As forças armadas de Myanmar (ex-Birmânia) realizaram um desfile militar que integrou tanques, camiões de transporte de mísseis e artilharia, enquanto caças sobrevoavam a zona.

O último “dia das forças armadas”, em 27 de março de 2021, foi o mais mortífero na repressão militar dos opositores do regime, desde o golpe que derrubou a líder civil Aung San Suu Kyi, em 01 de fevereiro do mesmo ano, pondo fim às grandes manifestações pacíficas realizadas no país nas primeiras semanas depois do golpe.

Desde então, as milícias cidadãs apoiadas por minorias étnicas têm-se armado para lutar contra o regime em várias regiões, com com dezenas de milhares de pessoas deslocadas.

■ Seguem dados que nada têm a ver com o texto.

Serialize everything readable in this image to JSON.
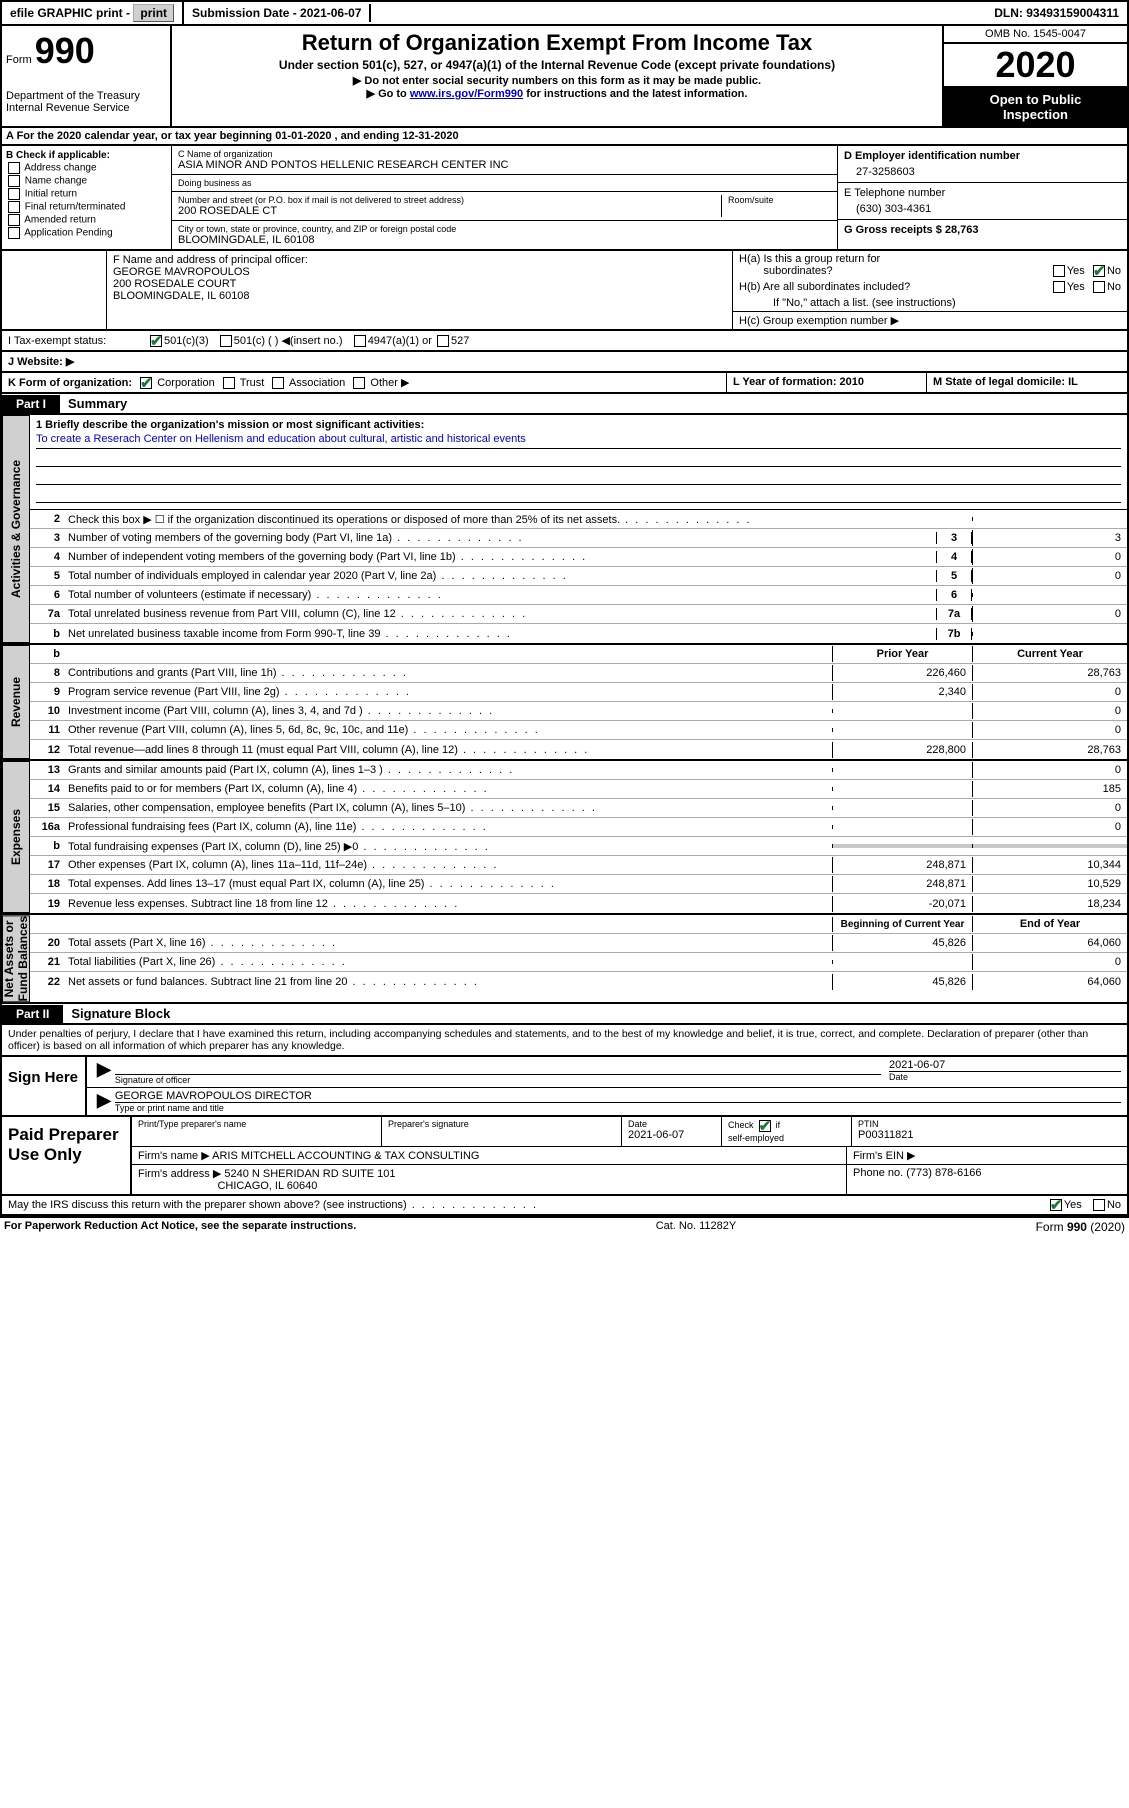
{
  "topbar": {
    "efile": "efile GRAPHIC print -",
    "submission_label": "Submission Date - 2021-06-07",
    "dln": "DLN: 93493159004311"
  },
  "header": {
    "form_label": "Form",
    "form_num": "990",
    "dept": "Department of the Treasury\nInternal Revenue Service",
    "title": "Return of Organization Exempt From Income Tax",
    "sub1": "Under section 501(c), 527, or 4947(a)(1) of the Internal Revenue Code (except private foundations)",
    "sub2": "▶ Do not enter social security numbers on this form as it may be made public.",
    "sub3a": "▶ Go to ",
    "sub3_link": "www.irs.gov/Form990",
    "sub3b": " for instructions and the latest information.",
    "omb": "OMB No. 1545-0047",
    "year": "2020",
    "inspect1": "Open to Public",
    "inspect2": "Inspection"
  },
  "band_a": "A   For the 2020 calendar year, or tax year beginning 01-01-2020     , and ending 12-31-2020",
  "b": {
    "label": "B Check if applicable:",
    "opts": [
      "Address change",
      "Name change",
      "Initial return",
      "Final return/terminated",
      "Amended return",
      "Application Pending"
    ]
  },
  "c": {
    "name_label": "C Name of organization",
    "name": "ASIA MINOR AND PONTOS HELLENIC RESEARCH CENTER INC",
    "dba_label": "Doing business as",
    "dba": "",
    "street_label": "Number and street (or P.O. box if mail is not delivered to street address)",
    "room_label": "Room/suite",
    "street": "200 ROSEDALE CT",
    "city_label": "City or town, state or province, country, and ZIP or foreign postal code",
    "city": "BLOOMINGDALE, IL  60108"
  },
  "d": {
    "ein_label": "D Employer identification number",
    "ein": "27-3258603",
    "tel_label": "E Telephone number",
    "tel": "(630) 303-4361",
    "gross_label": "G Gross receipts $ 28,763"
  },
  "f": {
    "label": "F  Name and address of principal officer:",
    "name": "GEORGE MAVROPOULOS",
    "addr1": "200 ROSEDALE COURT",
    "addr2": "BLOOMINGDALE, IL  60108"
  },
  "h": {
    "a": "H(a)  Is this a group return for",
    "a2": "subordinates?",
    "b": "H(b)  Are all subordinates included?",
    "note": "If \"No,\" attach a list. (see instructions)",
    "c": "H(c)  Group exemption number ▶",
    "yes": "Yes",
    "no": "No"
  },
  "i": {
    "label": "I    Tax-exempt status:",
    "o1": "501(c)(3)",
    "o2": "501(c) (  ) ◀(insert no.)",
    "o3": "4947(a)(1) or",
    "o4": "527"
  },
  "j": {
    "label": "J    Website: ▶"
  },
  "k": {
    "label": "K Form of organization:",
    "o1": "Corporation",
    "o2": "Trust",
    "o3": "Association",
    "o4": "Other ▶"
  },
  "l": {
    "label": "L Year of formation: 2010"
  },
  "m": {
    "label": "M State of legal domicile: IL"
  },
  "part1": {
    "hdr": "Part I",
    "title": "Summary"
  },
  "vtabs": {
    "gov": "Activities & Governance",
    "rev": "Revenue",
    "exp": "Expenses",
    "net": "Net Assets or\nFund Balances"
  },
  "mission": {
    "label": "1   Briefly describe the organization's mission or most significant activities:",
    "text": "To create a Reserach Center on Hellenism and education about cultural, artistic and historical events"
  },
  "gov_lines": [
    {
      "n": "2",
      "d": "Check this box ▶ ☐  if the organization discontinued its operations or disposed of more than 25% of its net assets.",
      "box": "",
      "val": ""
    },
    {
      "n": "3",
      "d": "Number of voting members of the governing body (Part VI, line 1a)",
      "box": "3",
      "val": "3"
    },
    {
      "n": "4",
      "d": "Number of independent voting members of the governing body (Part VI, line 1b)",
      "box": "4",
      "val": "0"
    },
    {
      "n": "5",
      "d": "Total number of individuals employed in calendar year 2020 (Part V, line 2a)",
      "box": "5",
      "val": "0"
    },
    {
      "n": "6",
      "d": "Total number of volunteers (estimate if necessary)",
      "box": "6",
      "val": ""
    },
    {
      "n": "7a",
      "d": "Total unrelated business revenue from Part VIII, column (C), line 12",
      "box": "7a",
      "val": "0"
    },
    {
      "n": "b",
      "d": "Net unrelated business taxable income from Form 990-T, line 39",
      "box": "7b",
      "val": ""
    }
  ],
  "yr_head": {
    "prior": "Prior Year",
    "current": "Current Year"
  },
  "rev_lines": [
    {
      "n": "8",
      "d": "Contributions and grants (Part VIII, line 1h)",
      "p": "226,460",
      "c": "28,763"
    },
    {
      "n": "9",
      "d": "Program service revenue (Part VIII, line 2g)",
      "p": "2,340",
      "c": "0"
    },
    {
      "n": "10",
      "d": "Investment income (Part VIII, column (A), lines 3, 4, and 7d )",
      "p": "",
      "c": "0"
    },
    {
      "n": "11",
      "d": "Other revenue (Part VIII, column (A), lines 5, 6d, 8c, 9c, 10c, and 11e)",
      "p": "",
      "c": "0"
    },
    {
      "n": "12",
      "d": "Total revenue—add lines 8 through 11 (must equal Part VIII, column (A), line 12)",
      "p": "228,800",
      "c": "28,763"
    }
  ],
  "exp_lines": [
    {
      "n": "13",
      "d": "Grants and similar amounts paid (Part IX, column (A), lines 1–3 )",
      "p": "",
      "c": "0"
    },
    {
      "n": "14",
      "d": "Benefits paid to or for members (Part IX, column (A), line 4)",
      "p": "",
      "c": "185"
    },
    {
      "n": "15",
      "d": "Salaries, other compensation, employee benefits (Part IX, column (A), lines 5–10)",
      "p": "",
      "c": "0"
    },
    {
      "n": "16a",
      "d": "Professional fundraising fees (Part IX, column (A), line 11e)",
      "p": "",
      "c": "0"
    },
    {
      "n": "b",
      "d": "Total fundraising expenses (Part IX, column (D), line 25) ▶0",
      "p": "shade",
      "c": "shade"
    },
    {
      "n": "17",
      "d": "Other expenses (Part IX, column (A), lines 11a–11d, 11f–24e)",
      "p": "248,871",
      "c": "10,344"
    },
    {
      "n": "18",
      "d": "Total expenses. Add lines 13–17 (must equal Part IX, column (A), line 25)",
      "p": "248,871",
      "c": "10,529"
    },
    {
      "n": "19",
      "d": "Revenue less expenses. Subtract line 18 from line 12",
      "p": "-20,071",
      "c": "18,234"
    }
  ],
  "net_head": {
    "begin": "Beginning of Current Year",
    "end": "End of Year"
  },
  "net_lines": [
    {
      "n": "20",
      "d": "Total assets (Part X, line 16)",
      "p": "45,826",
      "c": "64,060"
    },
    {
      "n": "21",
      "d": "Total liabilities (Part X, line 26)",
      "p": "",
      "c": "0"
    },
    {
      "n": "22",
      "d": "Net assets or fund balances. Subtract line 21 from line 20",
      "p": "45,826",
      "c": "64,060"
    }
  ],
  "part2": {
    "hdr": "Part II",
    "title": "Signature Block"
  },
  "declare": "Under penalties of perjury, I declare that I have examined this return, including accompanying schedules and statements, and to the best of my knowledge and belief, it is true, correct, and complete. Declaration of preparer (other than officer) is based on all information of which preparer has any knowledge.",
  "sign": {
    "left": "Sign Here",
    "sig_label": "Signature of officer",
    "date": "2021-06-07",
    "date_label": "Date",
    "name": "GEORGE MAVROPOULOS  DIRECTOR",
    "name_label": "Type or print name and title"
  },
  "paid": {
    "left": "Paid Preparer Use Only",
    "h1": "Print/Type preparer's name",
    "h2": "Preparer's signature",
    "h3": "Date",
    "h3v": "2021-06-07",
    "h4a": "Check",
    "h4b": "if",
    "h4c": "self-employed",
    "h5": "PTIN",
    "h5v": "P00311821",
    "firm_label": "Firm's name    ▶",
    "firm": "ARIS MITCHELL ACCOUNTING & TAX CONSULTING",
    "ein_label": "Firm's EIN ▶",
    "addr_label": "Firm's address ▶",
    "addr1": "5240 N SHERIDAN RD SUITE 101",
    "addr2": "CHICAGO, IL  60640",
    "phone_label": "Phone no. (773) 878-6166"
  },
  "may": {
    "q": "May the IRS discuss this return with the preparer shown above? (see instructions)",
    "yes": "Yes",
    "no": "No"
  },
  "footer": {
    "l": "For Paperwork Reduction Act Notice, see the separate instructions.",
    "c": "Cat. No. 11282Y",
    "r": "Form 990 (2020)"
  }
}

Cerca de 163 manifestantes foram mortos a tiro pelas forças de segurança naquele dia, de acordo com a organização não governamental (ONG) local Associação para a Assistência aos Presos Políticos (AAPP).

Myanmar tem estado mergulhado no caos desde o golpe militar. A AAPP contabilizou mais de 1.700 civis mortos e quase 13 mil presos, enquanto a ONU denunciou já “prováveis crimes de guerra e crimes contra a humanidade”.

Na sexta-feira, os Estados Unidos anunciaram novas sanções contra o exército, alguns dias depois de descreverem oficialmente como “genocídio” as ações dos militares birmaneses contra a minoria muçulmana dos rohingyas, em 2017.

De acordo com o relator especial da ONU Tom Andrews, a China e a Rússia continuam a fornecer armas, incluindo caças e blindados, à junta.